How do you define success? I’ve been thinking about that idea all week.
Last weekend, I went backpacking with three lifelong friends who come to the Tetons each year for a few days of fun, friendship and mountain climbing, even if our hair is turning grey. This year we chose an enigmatic peek called Mt. Thor (the 8th highest peak in the Tetons). We quickly realized that this adventure defined back country and bush whacking in a way we’d never known before. On the second day, still over 1,500 feet from the summit, we threw in the towel. Our muscles were sore, we had scratches all over our bodies, and all of our food for the night was back at the water’s edge of Leigh Lake. We failed to make the summit.

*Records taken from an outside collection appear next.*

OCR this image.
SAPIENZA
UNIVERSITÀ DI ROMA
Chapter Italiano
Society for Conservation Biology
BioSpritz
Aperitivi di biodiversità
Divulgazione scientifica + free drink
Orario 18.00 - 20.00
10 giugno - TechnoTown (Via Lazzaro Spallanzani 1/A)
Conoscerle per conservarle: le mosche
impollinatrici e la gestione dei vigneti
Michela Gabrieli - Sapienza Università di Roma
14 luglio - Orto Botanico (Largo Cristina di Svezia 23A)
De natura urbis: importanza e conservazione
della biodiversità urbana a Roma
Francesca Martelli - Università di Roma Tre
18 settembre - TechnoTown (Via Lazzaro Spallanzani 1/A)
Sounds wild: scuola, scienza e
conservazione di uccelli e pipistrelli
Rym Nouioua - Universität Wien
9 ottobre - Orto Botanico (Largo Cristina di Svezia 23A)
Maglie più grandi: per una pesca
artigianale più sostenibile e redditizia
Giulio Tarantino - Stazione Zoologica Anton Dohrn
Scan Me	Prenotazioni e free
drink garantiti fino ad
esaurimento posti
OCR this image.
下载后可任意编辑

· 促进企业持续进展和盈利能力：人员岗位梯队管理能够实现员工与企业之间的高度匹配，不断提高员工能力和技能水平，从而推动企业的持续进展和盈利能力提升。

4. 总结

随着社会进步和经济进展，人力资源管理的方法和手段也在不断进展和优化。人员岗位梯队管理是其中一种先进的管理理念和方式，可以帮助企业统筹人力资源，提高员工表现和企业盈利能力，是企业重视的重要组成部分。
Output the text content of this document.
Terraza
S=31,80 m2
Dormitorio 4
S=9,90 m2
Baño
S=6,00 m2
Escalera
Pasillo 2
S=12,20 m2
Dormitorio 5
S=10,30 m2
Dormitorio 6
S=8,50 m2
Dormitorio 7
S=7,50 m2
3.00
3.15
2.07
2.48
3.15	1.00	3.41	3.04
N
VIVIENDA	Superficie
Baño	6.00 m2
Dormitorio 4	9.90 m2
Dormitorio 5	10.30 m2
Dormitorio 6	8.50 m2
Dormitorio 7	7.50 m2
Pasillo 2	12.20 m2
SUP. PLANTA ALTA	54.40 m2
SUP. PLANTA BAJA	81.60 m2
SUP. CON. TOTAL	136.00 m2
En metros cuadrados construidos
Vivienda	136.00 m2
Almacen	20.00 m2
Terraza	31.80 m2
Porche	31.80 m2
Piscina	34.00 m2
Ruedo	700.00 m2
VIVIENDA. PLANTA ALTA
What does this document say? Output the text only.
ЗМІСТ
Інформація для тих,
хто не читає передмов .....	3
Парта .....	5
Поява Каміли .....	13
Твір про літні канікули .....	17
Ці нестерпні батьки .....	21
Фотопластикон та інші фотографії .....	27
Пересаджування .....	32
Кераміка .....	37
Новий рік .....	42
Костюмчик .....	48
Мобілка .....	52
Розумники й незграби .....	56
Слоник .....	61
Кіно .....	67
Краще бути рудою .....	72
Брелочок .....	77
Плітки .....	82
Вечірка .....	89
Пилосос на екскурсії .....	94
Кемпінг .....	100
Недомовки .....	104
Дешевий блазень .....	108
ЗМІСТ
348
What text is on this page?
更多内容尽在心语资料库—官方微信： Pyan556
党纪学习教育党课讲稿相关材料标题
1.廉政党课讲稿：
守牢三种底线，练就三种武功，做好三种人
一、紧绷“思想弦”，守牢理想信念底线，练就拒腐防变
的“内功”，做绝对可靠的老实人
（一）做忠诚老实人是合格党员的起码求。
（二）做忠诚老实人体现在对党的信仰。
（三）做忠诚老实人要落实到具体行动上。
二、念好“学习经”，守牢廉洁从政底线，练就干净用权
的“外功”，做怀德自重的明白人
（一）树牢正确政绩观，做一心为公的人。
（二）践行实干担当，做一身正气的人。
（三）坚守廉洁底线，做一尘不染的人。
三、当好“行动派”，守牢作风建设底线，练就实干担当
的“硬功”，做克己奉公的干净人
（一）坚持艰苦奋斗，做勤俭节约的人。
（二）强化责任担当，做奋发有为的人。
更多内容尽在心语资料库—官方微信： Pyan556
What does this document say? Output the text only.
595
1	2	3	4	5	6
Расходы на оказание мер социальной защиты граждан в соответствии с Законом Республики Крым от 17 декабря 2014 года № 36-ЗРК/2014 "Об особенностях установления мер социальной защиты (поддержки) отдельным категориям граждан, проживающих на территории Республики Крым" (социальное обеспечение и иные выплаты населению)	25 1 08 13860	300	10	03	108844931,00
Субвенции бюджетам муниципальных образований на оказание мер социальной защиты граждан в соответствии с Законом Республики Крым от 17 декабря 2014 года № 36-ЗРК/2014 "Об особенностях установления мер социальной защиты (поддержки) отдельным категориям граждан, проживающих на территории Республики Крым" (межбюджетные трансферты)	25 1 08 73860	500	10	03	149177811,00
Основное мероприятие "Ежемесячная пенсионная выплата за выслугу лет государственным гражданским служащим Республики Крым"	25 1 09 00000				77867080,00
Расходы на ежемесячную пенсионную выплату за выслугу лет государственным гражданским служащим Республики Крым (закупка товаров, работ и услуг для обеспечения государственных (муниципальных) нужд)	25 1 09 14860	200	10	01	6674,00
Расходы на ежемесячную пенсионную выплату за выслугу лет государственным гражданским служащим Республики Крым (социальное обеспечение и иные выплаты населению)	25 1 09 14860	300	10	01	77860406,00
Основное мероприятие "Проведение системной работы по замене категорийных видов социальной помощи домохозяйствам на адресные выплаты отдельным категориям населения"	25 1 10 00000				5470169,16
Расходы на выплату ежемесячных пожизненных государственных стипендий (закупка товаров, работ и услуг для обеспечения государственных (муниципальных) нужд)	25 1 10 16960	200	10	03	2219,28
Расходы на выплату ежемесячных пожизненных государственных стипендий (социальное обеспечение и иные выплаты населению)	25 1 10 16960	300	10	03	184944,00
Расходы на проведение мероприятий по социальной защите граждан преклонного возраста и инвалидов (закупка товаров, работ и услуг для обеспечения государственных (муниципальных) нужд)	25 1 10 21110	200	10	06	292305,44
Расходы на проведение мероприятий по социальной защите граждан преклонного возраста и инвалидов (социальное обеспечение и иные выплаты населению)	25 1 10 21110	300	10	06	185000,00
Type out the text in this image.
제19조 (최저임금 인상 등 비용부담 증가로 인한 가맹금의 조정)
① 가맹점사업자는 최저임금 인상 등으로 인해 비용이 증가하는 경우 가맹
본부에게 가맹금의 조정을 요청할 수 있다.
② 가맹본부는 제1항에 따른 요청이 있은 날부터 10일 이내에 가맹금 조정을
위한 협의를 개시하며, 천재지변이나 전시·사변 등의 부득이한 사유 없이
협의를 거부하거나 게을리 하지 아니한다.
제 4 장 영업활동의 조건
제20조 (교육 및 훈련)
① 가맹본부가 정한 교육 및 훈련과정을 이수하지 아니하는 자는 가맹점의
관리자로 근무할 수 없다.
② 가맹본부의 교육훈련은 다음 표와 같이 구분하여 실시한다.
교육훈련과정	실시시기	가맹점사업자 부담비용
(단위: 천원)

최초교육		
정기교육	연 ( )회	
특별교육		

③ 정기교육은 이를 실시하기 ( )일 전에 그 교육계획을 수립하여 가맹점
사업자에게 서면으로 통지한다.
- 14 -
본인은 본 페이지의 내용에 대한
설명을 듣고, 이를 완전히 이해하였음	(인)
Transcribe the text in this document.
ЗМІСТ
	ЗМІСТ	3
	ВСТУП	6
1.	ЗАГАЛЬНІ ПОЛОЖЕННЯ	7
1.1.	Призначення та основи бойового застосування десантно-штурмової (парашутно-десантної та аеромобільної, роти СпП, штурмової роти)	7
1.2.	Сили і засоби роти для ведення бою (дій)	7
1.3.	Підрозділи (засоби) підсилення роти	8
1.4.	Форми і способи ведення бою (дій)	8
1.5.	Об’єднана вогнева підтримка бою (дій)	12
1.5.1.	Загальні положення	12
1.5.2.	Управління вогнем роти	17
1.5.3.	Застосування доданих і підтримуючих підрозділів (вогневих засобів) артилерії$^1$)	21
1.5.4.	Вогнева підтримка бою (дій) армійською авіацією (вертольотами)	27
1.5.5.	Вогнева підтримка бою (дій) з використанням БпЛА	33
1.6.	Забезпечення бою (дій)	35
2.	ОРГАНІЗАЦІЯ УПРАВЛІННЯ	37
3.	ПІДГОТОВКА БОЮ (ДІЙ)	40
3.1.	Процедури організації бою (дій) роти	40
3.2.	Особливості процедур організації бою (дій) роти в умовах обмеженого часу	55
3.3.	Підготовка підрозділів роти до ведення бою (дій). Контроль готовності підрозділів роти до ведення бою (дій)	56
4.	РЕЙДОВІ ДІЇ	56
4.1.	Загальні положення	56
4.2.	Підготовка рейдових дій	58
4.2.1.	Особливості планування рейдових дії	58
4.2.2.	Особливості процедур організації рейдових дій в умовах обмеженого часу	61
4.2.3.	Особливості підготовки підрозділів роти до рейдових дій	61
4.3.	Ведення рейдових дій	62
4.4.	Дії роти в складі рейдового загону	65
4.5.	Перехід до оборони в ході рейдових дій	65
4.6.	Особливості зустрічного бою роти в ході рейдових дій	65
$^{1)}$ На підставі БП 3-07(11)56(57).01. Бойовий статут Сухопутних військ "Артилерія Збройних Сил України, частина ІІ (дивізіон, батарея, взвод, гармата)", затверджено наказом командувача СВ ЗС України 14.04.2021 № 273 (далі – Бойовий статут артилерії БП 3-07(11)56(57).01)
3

It was a hard call. We all are driven to achieve our goals. We’d spent time and money to get there. And, we overestimated our ability to move quickly through thick brush and boulders.
While we failed to meet our goal, we realized that success is not so linear, even though we often hold it as so. Here’s where we succeeded – we laughed a lot and deepened our connection; no one got hurt and we grew in our ability to boulder, bushwhack, cross rivers and improve our fitness. We succeeded in seeing more wildlife than we’d ever seen on our previous five years of adventures combined. We succeeded in learning how to better prepare so we can have another go at Mt. Thor next year.
And as I think about the deeper “why” we go on these adventures, I realize that growing, learning and loving are equally as important as achieving the final result. Perhaps in some ways, those reasons are even more important.
How often do I (perhaps even we) focus so much on the goal that all the other values and deeper successes get run over or overlooked – hurting our long-term health, relationships and opportunity for greater prosperity.
As Dr. Seuss says in his wonderful book, Oh, the Places You’ll Go, “Life is a great balancing act.” The more we lean in to the deeper values of why we do something and how we want to show up, the more we may accomplish. The less weight we put on accomplishments and the more weight we put on how we want to show up in the world, the more we may become who we want to be.
And it all begins with taking a few minutes every day to breathe in the values we want to embody, recognize the deeper successes and set intentions to take small steps to lean into that feeling.
To all the successes that mindfulness, intentions and gratitude can bring, to making it to the top of Mt. Thor next year and to the journey along the way.